Unlike OA-treated cells, PA-treated cells maintained lower mitochondrial membrane potential and produced less ATP after glucose addition than control cells, indicating that PA does not increase mitochondrial energy metabolism. In PA-treated cells, intracellular ROS has been increased and apoptosis has been induced even before the addition of H2O2. It has been reported that PA causes ER stress and increases intracellular ROS via NADPH oxidase.14,27) We speculate that the high intracellular ROS levels and apoptosis induction observed in PA-treated cells in this study before the addition of H2O2 are probably mediated by ER stress. In this study, we show for the first time that PA (an SFA) and OA (a MUFA) have different effects on mitochondrial energy metabolism.

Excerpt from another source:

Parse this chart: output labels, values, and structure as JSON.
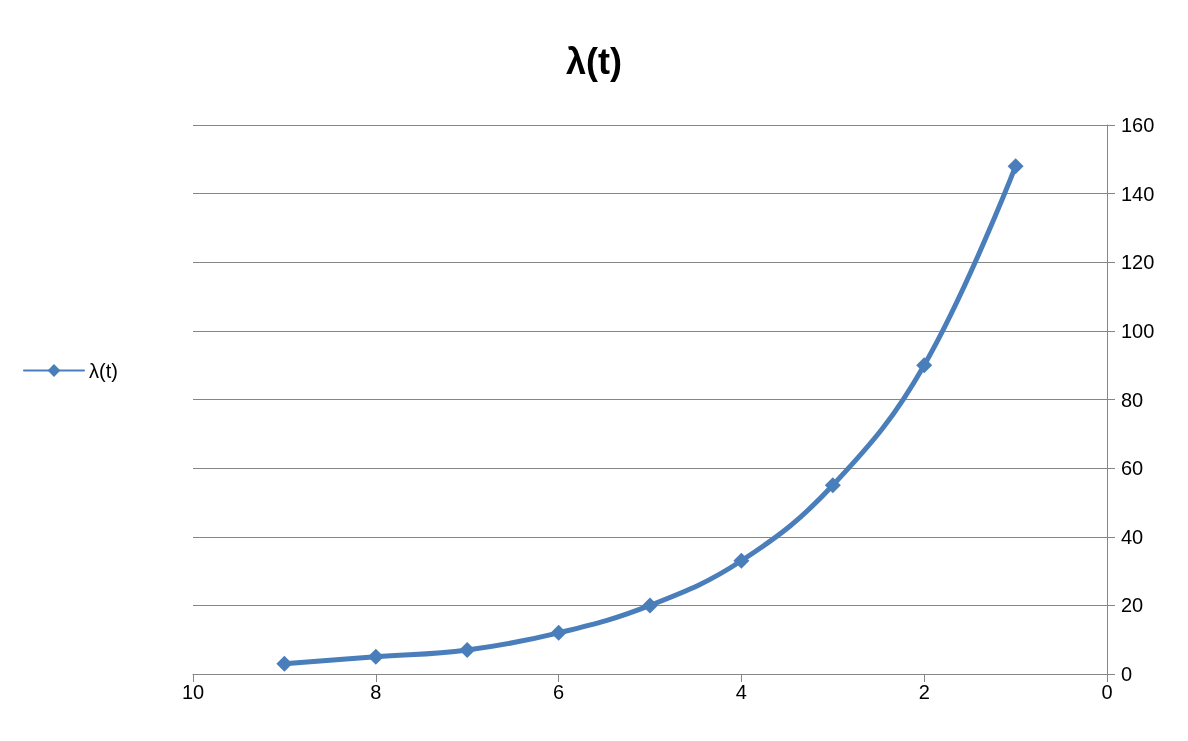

It has been noted that fatty acids with different hydrocarbon chain lengths and different numbers of double bonds, have different effects on cells.26,28) In this study, we examined the effects of OA, a MUFA, on the mitochondria of pancreatic β-cells, providing a glimpse of the complex effects of OA on cells. Various types of fatty acids are present in plasma. Assuming that those structures are recognized and trigger a variety of intracellular responses, free fatty acid receptors on the plasma membrane would be a candidate for the key to elucidating the differences.29,30) Proteins such as FABPs, fatty acid-binding proteins,31) which intracellularly transport FFAs, are also of interest and are promising candidates for future study.
This work was supported by the Institute of Human Culture Studies (IHCS) Otsuma Women’s University Grant-in-Aid for Graduate Students (A) or (B) Grant Numbers DB1909, DB2016, DA2104, DA2203, and DA2304.
The authors declare no conflict of interest.